Other stories involved people getting lost in its vast corridors – which needn’t have been exaggerated; within months of its completion, The New York Times called it “the great, concrete doughnut of a building where the War Department now lives . . . a maze of corridors, ramps and roads.” In 1992, in an article commemorating the building’s 50th anniversary, American Heritage magazine included this anecdote:
Another tale told of a woman who rushed up to a guard and exclaimed, “Quick! You have got to get me out of here. I’m about to have a baby.” The guard remonstrated, “You never should have come in here in that condition.” “I wasn’t when I came in,” she snapped back.
The denotation of a single office number was a difficult code for newcomers to crack, as the Army deputy chief of staff spelled out for new employees in an orientation pamphlet:
… Thus office number 3E210 is on the third floor, in the E Ring, about two tenths of the way around the E Ring in the clockwise direction, starting from the middle of the concourse … Here is your first quiz: find Room BG634A in the Pentagon and report back here. You have ten minutes. (Hint: to make sure you can find your way to turn in your paper, use a ball of string.)
Life magazine reported that a typical new Pentagon arrival was “as confused as a fresh rat in a psychologist’s maze.” President Dwight D. Eisenhower, the World War II hero and former Army chief of staff, later wrote: “One had to give the building his grudging admiration; it had apparently been designed to confuse any enemy who might infiltrate it.”
During the 1950s, another myth sprang up concerning the hot dog stand in the center of the building’s inner courtyard: Every day around noon, the story went, Soviet satellites captured images of top military brass entering the building in the courtyard, and so, assuming it was the entrance to an important command-and-control bunker, kept at least two nuclear warheads aimed at it. The “world’s most dangerous hot dog stand,” also nicknamed “Café Ground Zero,” was replaced by a new eatery, the Center Court Café, in 2008.
The Pentagon’s massive physical, psychological, and geopolitical presence has given rise to more serious cultural debates.
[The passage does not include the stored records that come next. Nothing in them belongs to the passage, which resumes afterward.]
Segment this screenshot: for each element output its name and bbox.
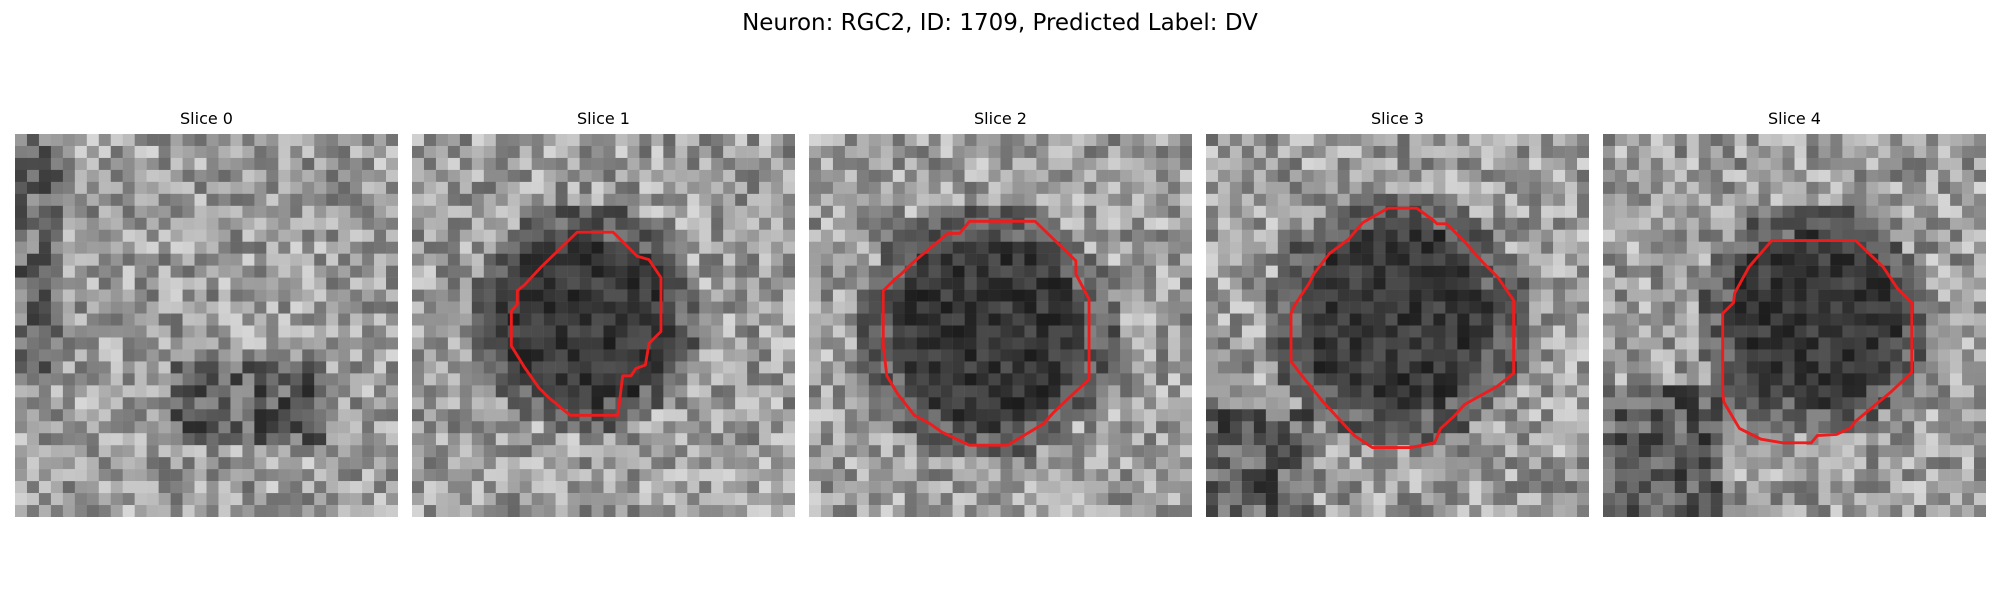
cell-contour bbox=[509, 230, 663, 417]
slice-0-microscopy-image bbox=[15, 134, 398, 517]
slice-title: Slice 1 bbox=[577, 109, 630, 128]
slice-title: Slice 0 bbox=[180, 109, 233, 128]
slice-image bbox=[15, 134, 398, 517]
slice-title: Slice 4 bbox=[1768, 109, 1821, 128]
cell-contour bbox=[1721, 239, 1914, 445]
slice-3-microscopy-image bbox=[1206, 134, 1589, 517]
slice-image bbox=[1206, 134, 1589, 517]
slice-image bbox=[412, 134, 795, 517]
slice-1-microscopy-image bbox=[412, 134, 795, 517]
pixel-grid bbox=[809, 134, 1192, 517]
slice-title: Slice 3 bbox=[1371, 109, 1424, 128]
pixel-grid bbox=[15, 134, 398, 517]
pixel-grid bbox=[412, 134, 795, 517]
slice-2-microscopy-image bbox=[809, 134, 1192, 517]
slice-image bbox=[1603, 134, 1986, 517]
cell-contour bbox=[881, 219, 1091, 447]
pixel-grid bbox=[1603, 134, 1986, 517]
cell-contour bbox=[1289, 206, 1516, 450]
pixel-grid bbox=[1206, 134, 1589, 517]
slice-title: Slice 2 bbox=[974, 109, 1027, 128]
slice-4-microscopy-image bbox=[1603, 134, 1986, 517]
slice-image bbox=[809, 134, 1192, 517]
figure-title: Neuron: RGC2, ID: 1709, Predicted Label:… bbox=[742, 10, 1258, 36]
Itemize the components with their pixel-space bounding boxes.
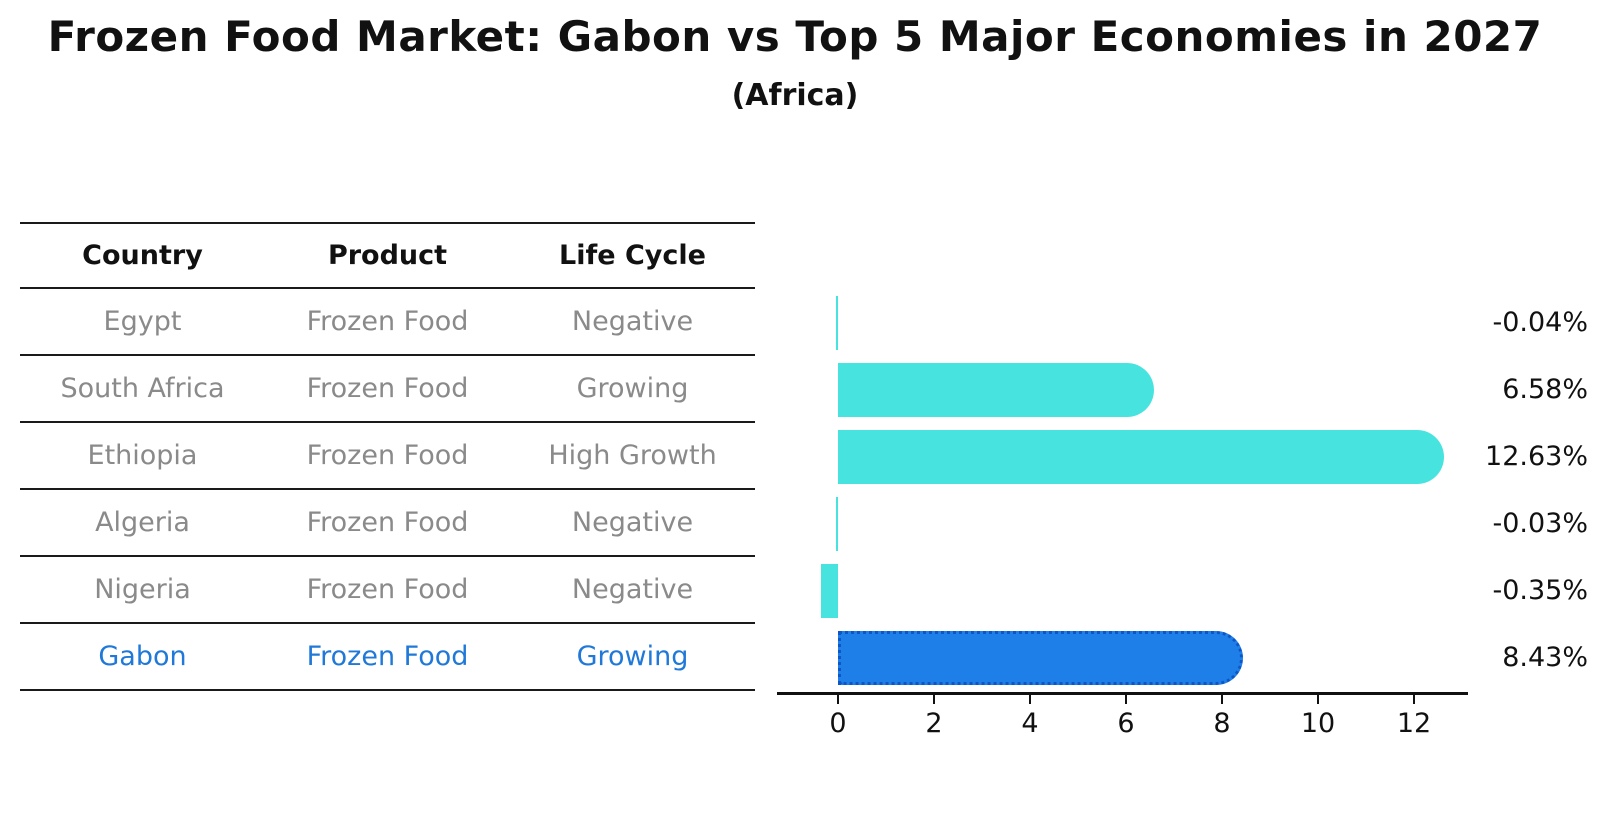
cell-product: Frozen Food — [306, 373, 469, 404]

Architecturally, it’s the world’s largest example of the austere “Stripped Classical” style, manifested in an outer façade of Indiana limestone, simple columns, and minimal finishes and ornamentation, a look Newsweek magazine derided as “penitentiary-like.” Other observers have admired its simple style and its low elevation; it’s both imposing and subdued. “Large as the Pentagon was,” Vogel observed, “it barely made a ripple on the landscape.”